Commenting on the new business success, Laura says: “I think it’s all about relationships, to be honest. Clients will often come in because they’ve heard of us or they’ve worked with one of the three of us in the past. And then the relationship will grow from there – it starts with a project and the next thing you know you have six of their brands.” 

It can also begin more dramatically. Barney cites password manager app Dashlane, which cut its pitch short after the first round to make LO its agency of record. He stresses that none of the trio had ever met Joy Howard, Dashlane’s CMO. Howard herself later told Ad Age: “They’d really done their homework, they were very strategy-driven and came super dialled-in.” 

Laura notes: “This is the first time in my entire career that strategy has been on an equal footing with creative. That’s a complete dynamic change – so clients feel it and the work is successful as a result.”

Barney adds that the agency expects excellence from all the core disciplines without compromising any. “That means a strategist who’s as good at running the business as an account person; an account person who’s as good at strategy as they are making the work better, and so on. I know that’s a compelling point for clients, because they tell us, ‘You’re a highly functional agency. There are no compromises.’” 

In only its first year of business, LO was tasked by two different clients to develop their Super Bowl campaigns: Oikos Triple Zero’s “Yo Glutes” and Dashlane’s “Password Paradise”. Both campaigns were briefed late, in November. Strategic development, creative development and production were completed in under 10 weeks. 

Both campaigns made it onto multiple Best Of lists, including Fast Company’s “Five Best Super Bowl Commercials”, the Daily Mail’s “Most Talked About Commercials” and Ad Age/Creativity’s “Top 5 Super Bowl Commercials”. More importantly, both campaigns drove results – fast. Concrete proof of the agency’s promise of growth at speed. 

The Oikos campaign, a digital-only buy, drove a 7-point sales lift, according to Surbhi Martin, VP of marketing, Danone North America, who told AdAge: “We were pretty astounded by the results…It exceeded all of our expectations”. 
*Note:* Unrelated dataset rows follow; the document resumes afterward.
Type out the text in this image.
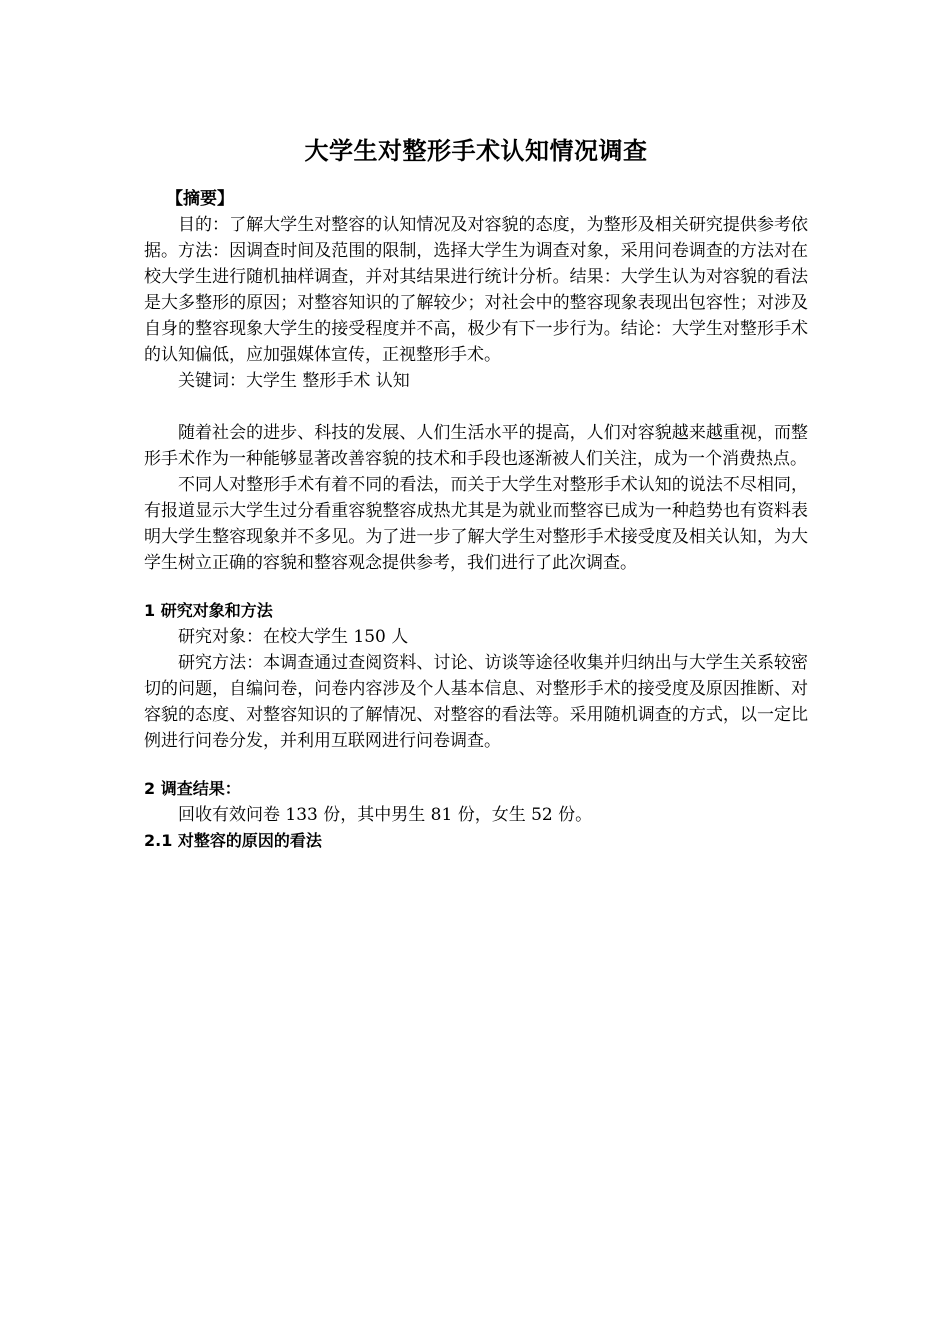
大学生对整形手术认知情况调查
【摘要】

目的：了解大学生对整容的认知情况及对容貌的态度，为整形及相关研究提供参考依据。方法：因调查时间及范围的限制，选择大学生为调查对象，采用问卷调查的方法对在校大学生进行随机抽样调查，并对其结果进行统计分析。结果：大学生认为对容貌的看法是大多整形的原因；对整容知识的了解较少；对社会中的整容现象表现出包容性；对涉及自身的整容现象大学生的接受程度并不高，极少有下一步行为。结论：大学生对整形手术的认知偏低，应加强媒体宣传，正视整形手术。

关键词：大学生 整形手术 认知

随着社会的进步、科技的发展、人们生活水平的提高，人们对容貌越来越重视，而整形手术作为一种能够显著改善容貌的技术和手段也逐渐被人们关注，成为一个消费热点。

不同人对整形手术有着不同的看法，而关于大学生对整形手术认知的说法不尽相同，有报道显示大学生过分看重容貌整容成热尤其是为就业而整容已成为一种趋势也有资料表明大学生整容现象并不多见。为了进一步了解大学生对整形手术接受度及相关认知，为大学生树立正确的容貌和整容观念提供参考，我们进行了此次调查。

1 研究对象和方法

研究对象：在校大学生 150 人

研究方法：本调查通过查阅资料、讨论、访谈等途径收集并归纳出与大学生关系较密切的问题，自编问卷，问卷内容涉及个人基本信息、对整形手术的接受度及原因推断、对容貌的态度、对整容知识的了解情况、对整容的看法等。采用随机调查的方式，以一定比例进行问卷分发，并利用互联网进行问卷调查。

2 调查结果：

回收有效问卷 133 份，其中男生 81 份，女生 52 份。

2.1 对整容的原因的看法
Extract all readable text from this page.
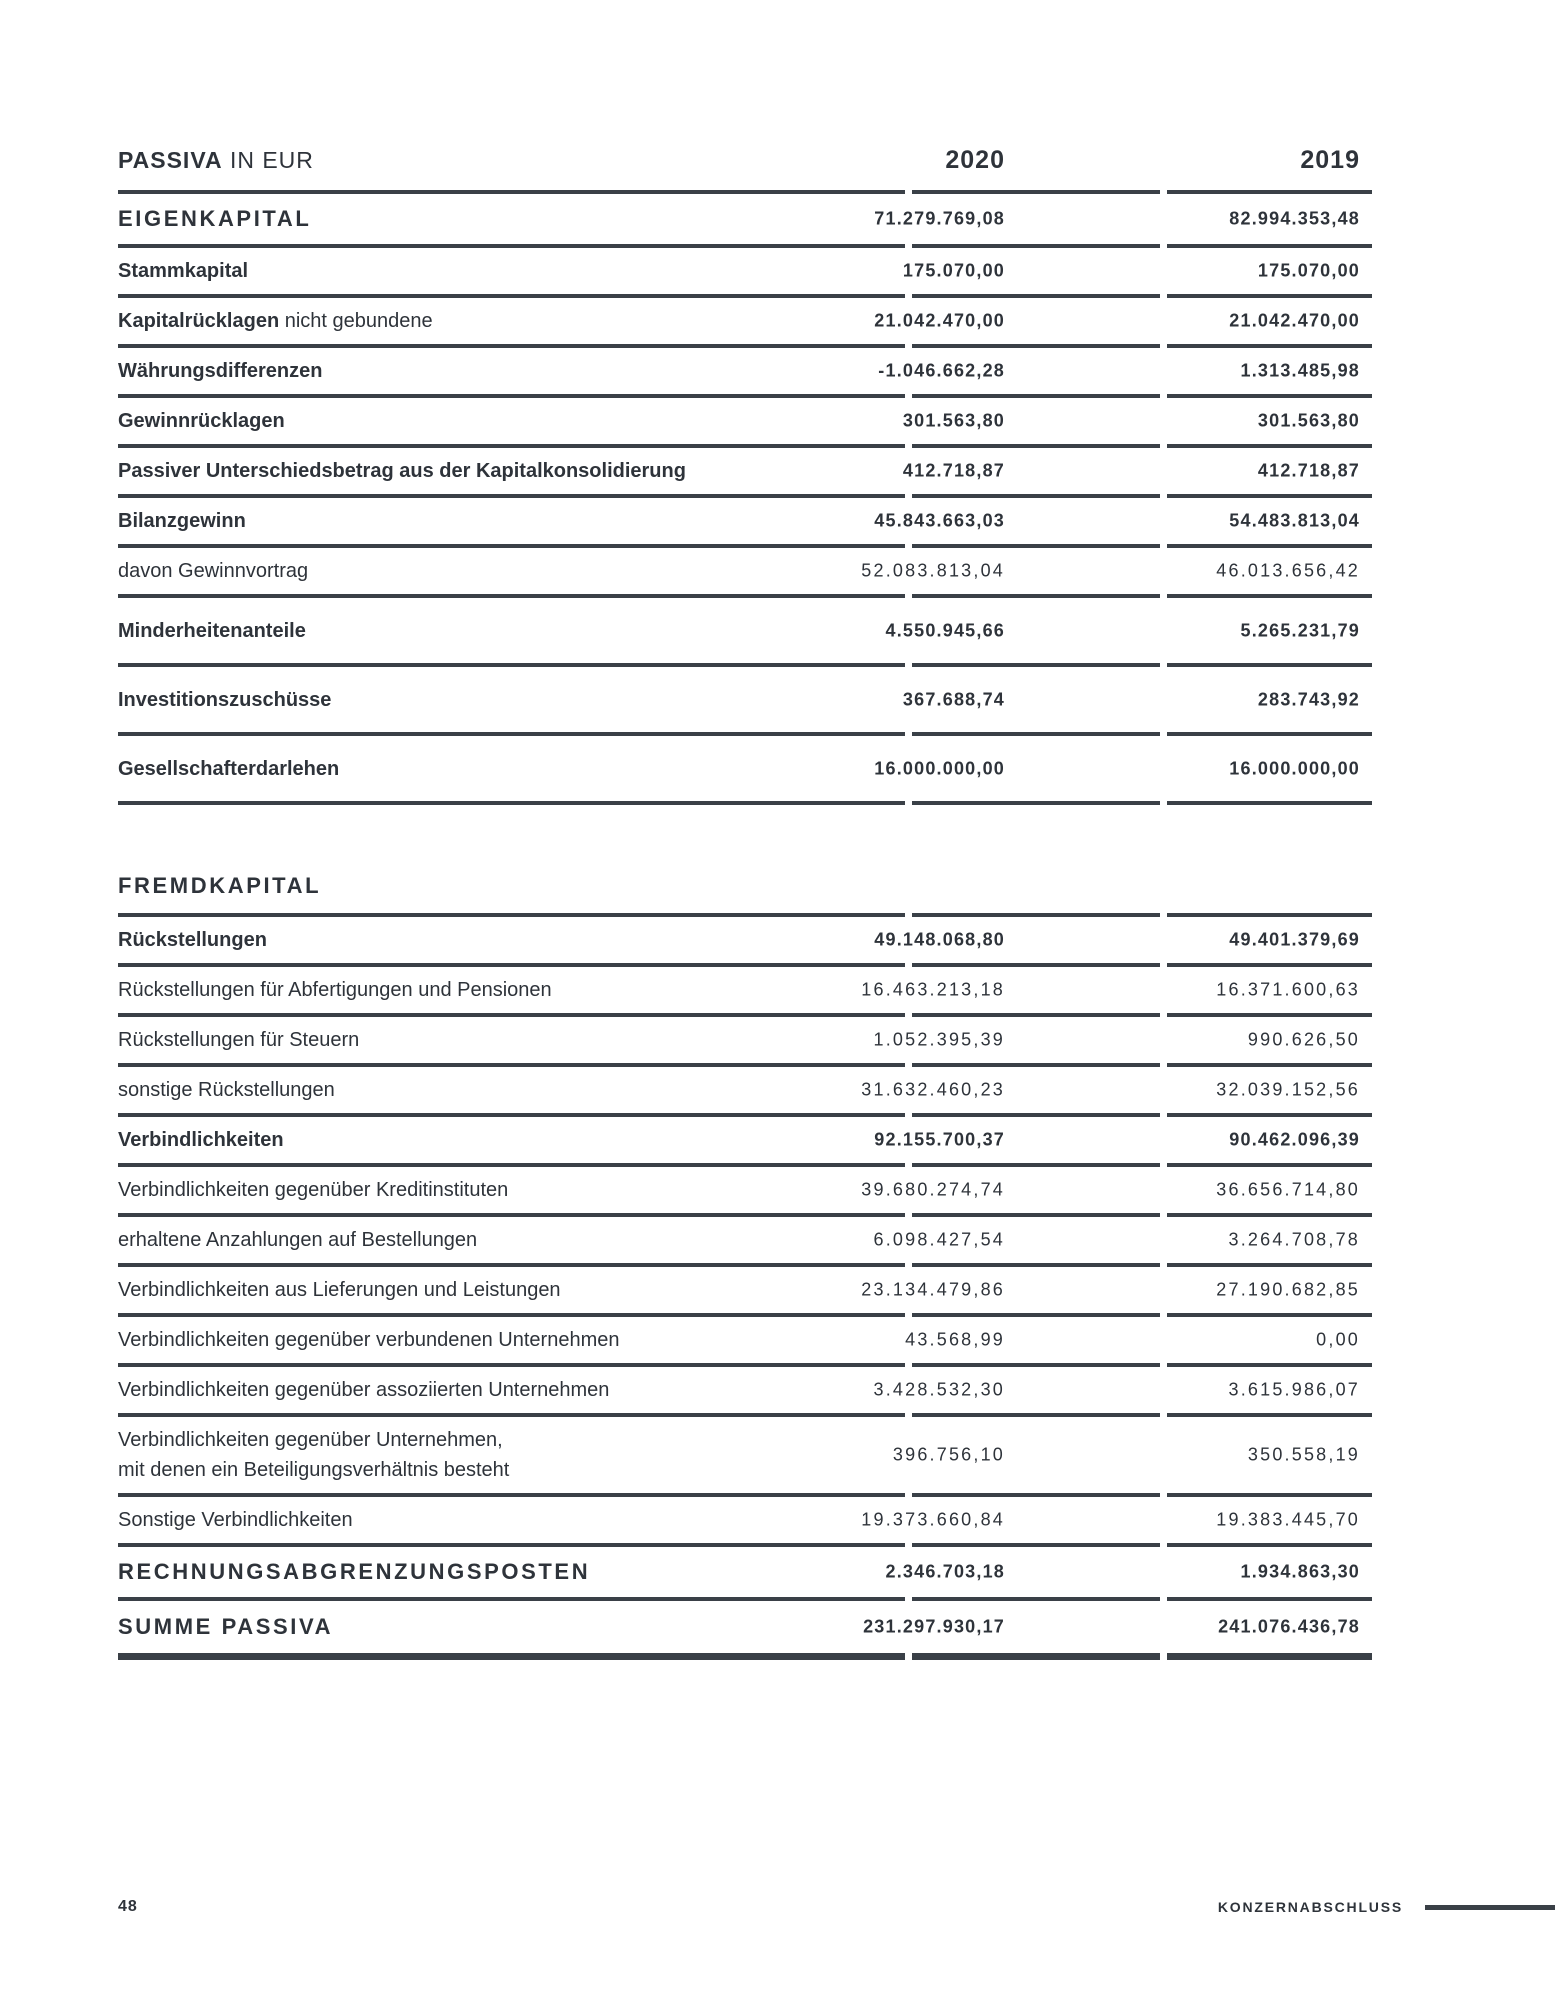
PASSIVA IN EUR	2020	2019
EIGENKAPITAL	71.279.769,08	82.994.353,48
Stammkapital	175.070,00	175.070,00
Kapitalrücklagen nicht gebundene	21.042.470,00	21.042.470,00
Währungsdifferenzen	-1.046.662,28	1.313.485,98
Gewinnrücklagen	301.563,80	301.563,80
Passiver Unterschiedsbetrag aus der Kapitalkonsolidierung	412.718,87	412.718,87
Bilanzgewinn	45.843.663,03	54.483.813,04
davon Gewinnvortrag	52.083.813,04	46.013.656,42
Minderheitenanteile	4.550.945,66	5.265.231,79
Investitionszuschüsse	367.688,74	283.743,92
Gesellschafterdarlehen	16.000.000,00	16.000.000,00
FREMDKAPITAL
Rückstellungen	49.148.068,80	49.401.379,69
Rückstellungen für Abfertigungen und Pensionen	16.463.213,18	16.371.600,63
Rückstellungen für Steuern	1.052.395,39	990.626,50
sonstige Rückstellungen	31.632.460,23	32.039.152,56
Verbindlichkeiten	92.155.700,37	90.462.096,39
Verbindlichkeiten gegenüber Kreditinstituten	39.680.274,74	36.656.714,80
erhaltene Anzahlungen auf Bestellungen	6.098.427,54	3.264.708,78
Verbindlichkeiten aus Lieferungen und Leistungen	23.134.479,86	27.190.682,85
Verbindlichkeiten gegenüber verbundenen Unternehmen	43.568,99	0,00
Verbindlichkeiten gegenüber assoziierten Unternehmen	3.428.532,30	3.615.986,07
Verbindlichkeiten gegenüber Unternehmen,
mit denen ein Beteiligungsverhältnis besteht
396.756,10	350.558,19
Sonstige Verbindlichkeiten	19.373.660,84	19.383.445,70
RECHNUNGSABGRENZUNGSPOSTEN	2.346.703,18	1.934.863,30
SUMME PASSIVA	231.297.930,17	241.076.436,78
48	KONZERNABSCHLUSS
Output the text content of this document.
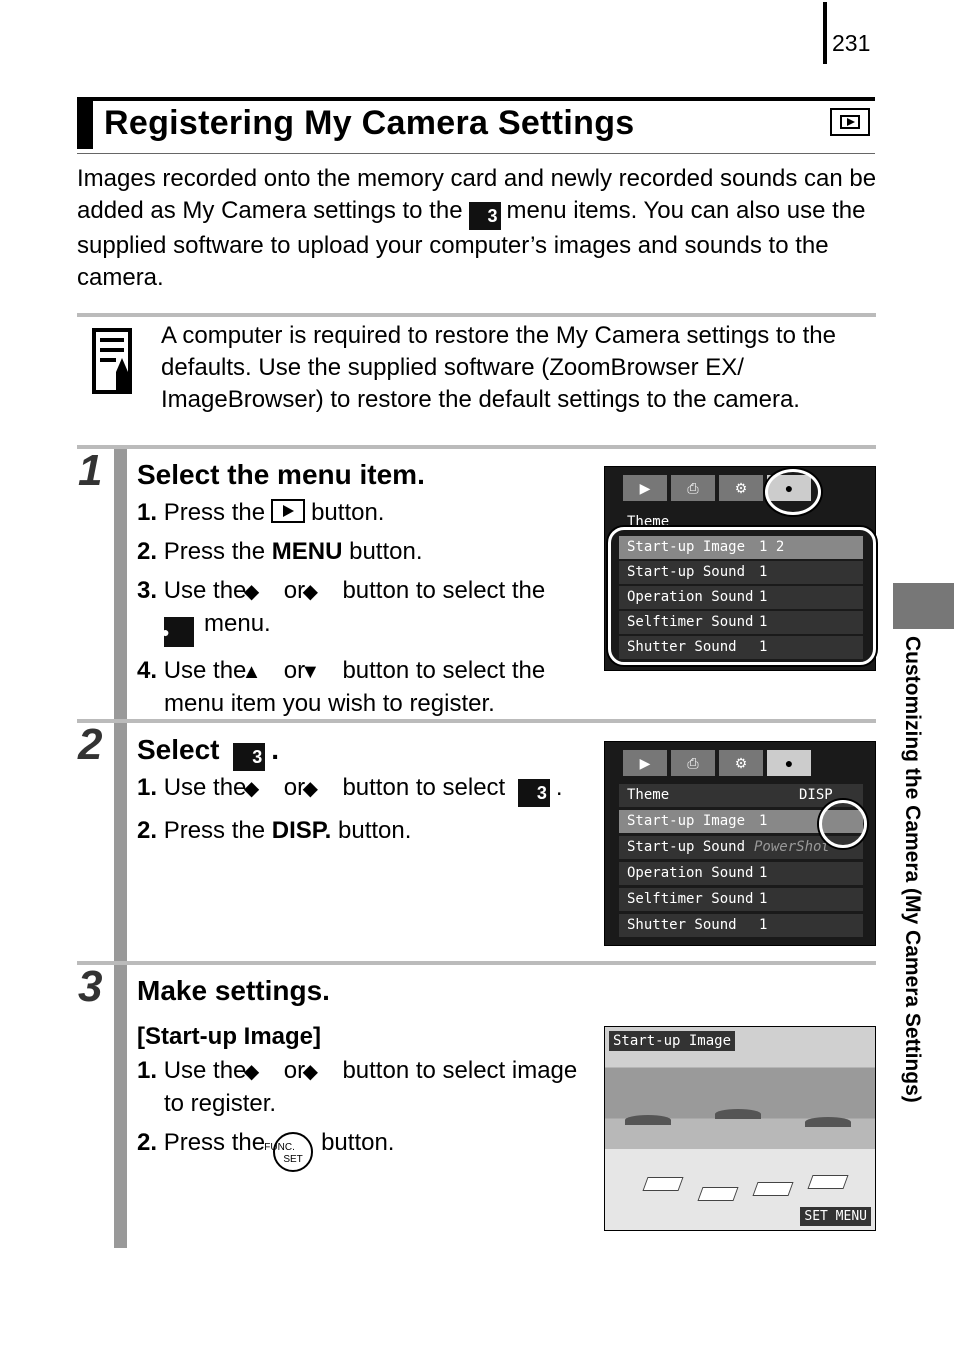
231
Registering My Camera Settings
Images recorded onto the memory card and newly recorded sounds can be added as My Camera settings to the 3 menu items. You can also use the supplied software to upload your computer’s images and sounds to the camera.
A computer is required to restore the My Camera settings to the defaults. Use the supplied software (ZoomBrowser EX/ ImageBrowser) to restore the default settings to the camera.
1 Select the menu item.
1. Press the button.
2. Press the MENU button.
3. Use the ◆ or ◆ button to select the
● menu.
4. Use the ▲ or ▼ button to select the menu item you wish to register.
▶	⎙	⚙	●
Theme
Start-up Image 1 2
Start-up Sound 1
Operation Sound 1
Selftimer Sound 1
Shutter Sound 1
2 Select 3 .
1. Use the ◆ or ◆ button to select 3 .
2. Press the DISP. button.
▶	⎙	⚙	●
Theme	DISP
Start-up Image 1
Start-up Sound PowerShot
Operation Sound 1
Selftimer Sound 1
Shutter Sound 1
3 Make settings.
[Start-up Image]
1. Use the ◆ or ◆ button to select image to register.
2. Press theFUNC.
SETbutton.
Start-up Image
SET MENU
Customizing the Camera (My Camera Settings)
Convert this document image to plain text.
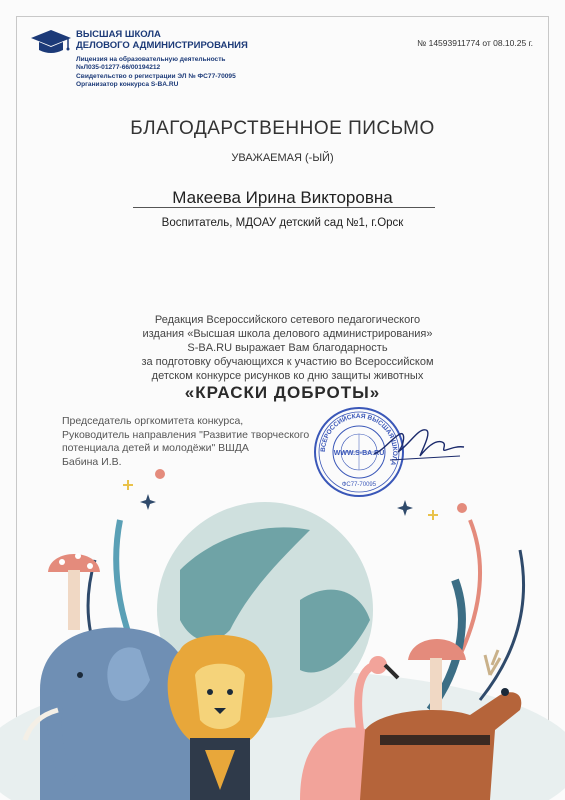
ВЫСШАЯ ШКОЛА
ДЕЛОВОГО АДМИНИСТРИРОВАНИЯ
Лицензия на образовательную деятельность
№Л035-01277-66/00194212
Свидетельство о регистрации ЭЛ № ФС77-70095
Организатор конкурса S-BA.RU
№ 14593911774 от 08.10.25 г.
БЛАГОДАРСТВЕННОЕ ПИСЬМО
УВАЖАЕМАЯ (-ЫЙ)
Макеева Ирина Викторовна
Воспитатель, МДОАУ детский сад №1, г.Орск
Редакция Всероссийского сетевого педагогического
издания «Высшая школа делового администрирования»
S-BA.RU выражает Вам благодарность
за подготовку обучающихся к участию во Всероссийском
детском конкурсе рисунков ко дню защиты животных
«КРАСКИ ДОБРОТЫ»
Председатель оргкомитета конкурса,
Руководитель направления "Развитие творческого
потенциала детей и молодёжи" ВШДА
Бабина И.В.
ВСЕРОССИЙСКАЯ ВЫСШАЯ ШКОЛА
WWW.S-BA.RU
ФС77-70095
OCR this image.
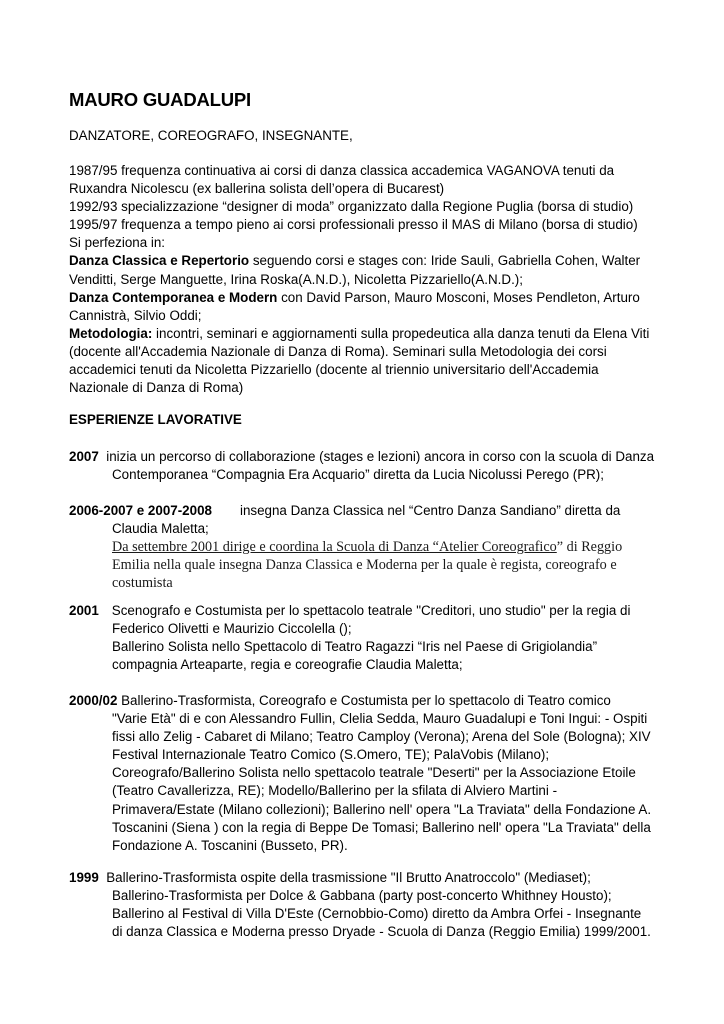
MAURO GUADALUPI

DANZATORE, COREOGRAFO, INSEGNANTE,

1987/95 frequenza continuativa ai corsi di danza classica accademica VAGANOVA tenuti da

Ruxandra Nicolescu (ex ballerina solista dell’opera di Bucarest)

1992/93 specializzazione “designer di moda” organizzato dalla Regione Puglia (borsa di studio)

1995/97 frequenza a tempo pieno ai corsi professionali presso il MAS di Milano (borsa di studio)

Si perfeziona in:

Danza Classica e Repertorio seguendo corsi e stages con: Iride Sauli, Gabriella Cohen, Walter

Venditti, Serge Manguette, Irina Roska(A.N.D.), Nicoletta Pizzariello(A.N.D.);

Danza Contemporanea e Modern con David Parson, Mauro Mosconi, Moses Pendleton, Arturo

Cannistrà, Silvio Oddi;

Metodologia: incontri, seminari e aggiornamenti sulla propedeutica alla danza tenuti da Elena Viti

(docente all'Accademia Nazionale di Danza di Roma). Seminari sulla Metodologia dei corsi

accademici tenuti da Nicoletta Pizzariello (docente al triennio universitario dell'Accademia

Nazionale di Danza di Roma)

ESPERIENZE LAVORATIVE

2007  inizia un percorso di collaborazione (stages e lezioni) ancora in corso con la scuola di Danza
Contemporanea “Compagnia Era Acquario” diretta da Lucia Nicolussi Perego (PR);
2006-2007 e 2007-2008 insegna Danza Classica nel “Centro Danza Sandiano” diretta da
Claudia Maletta;
Da settembre 2001 dirige e coordina la Scuola di Danza “Atelier Coreografico” di Reggio
Emilia nella quale insegna Danza Classica e Moderna per la quale è regista, coreografo e
costumista
2001 Scenografo e Costumista per lo spettacolo teatrale "Creditori, uno studio" per la regia di
Federico Olivetti e Maurizio Ciccolella ();
Ballerino Solista nello Spettacolo di Teatro Ragazzi “Iris nel Paese di Grigiolandia”
compagnia Arteaparte, regia e coreografie Claudia Maletta;
2000/02 Ballerino-Trasformista, Coreografo e Costumista per lo spettacolo di Teatro comico
"Varie Età" di e con Alessandro Fullin, Clelia Sedda, Mauro Guadalupi e Toni Ingui: - Ospiti
fissi allo Zelig - Cabaret di Milano; Teatro Camploy (Verona); Arena del Sole (Bologna); XIV
Festival Internazionale Teatro Comico (S.Omero, TE); PalaVobis (Milano);
Coreografo/Ballerino Solista nello spettacolo teatrale "Deserti" per la Associazione Etoile
(Teatro Cavallerizza, RE); Modello/Ballerino per la sfilata di Alviero Martini -
Primavera/Estate (Milano collezioni); Ballerino nell' opera "La Traviata" della Fondazione A.
Toscanini (Siena ) con la regia di Beppe De Tomasi; Ballerino nell' opera "La Traviata" della
Fondazione A. Toscanini (Busseto, PR).
1999  Ballerino-Trasformista ospite della trasmissione "Il Brutto Anatroccolo" (Mediaset);
Ballerino-Trasformista per Dolce & Gabbana (party post-concerto Whithney Housto);
Ballerino al Festival di Villa D'Este (Cernobbio-Como) diretto da Ambra Orfei - Insegnante
di danza Classica e Moderna presso Dryade - Scuola di Danza (Reggio Emilia) 1999/2001.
Purchase intent for Dashlane soared by 46 per cent after the SuperBowl. Ace Metrix memorability scores for the “Purchase Paradise” were in the top three per cent of all spots tested since 2014. Harvard Business Review called it “one of the most successful ads of 2020”.

This quality is driven from the top. The size of the agency means that clients get full access to the founders: Barney, Laura and Jeff are on every pitch, and they stay on the business when it’s been won. “The three of us will pitch it – and then we’ll run it,” says Barney.

There’s a phrase on the agency’s site that drew my attention, mostly because it was mildly shocking in this context: “The shiv in your sock.”

The words come from Jeff Kling, who explains: “Pat Fallon called advertising the last legal means by which companies can gain an advantage. Clients need a weapon. And you can have that weapon at your disposal even when people think you’re just another middler in another meeting, taking up space and passing notes, no surprises. Nope. You get results. Your smile belies the shiv in your sock. We’re that shiv.”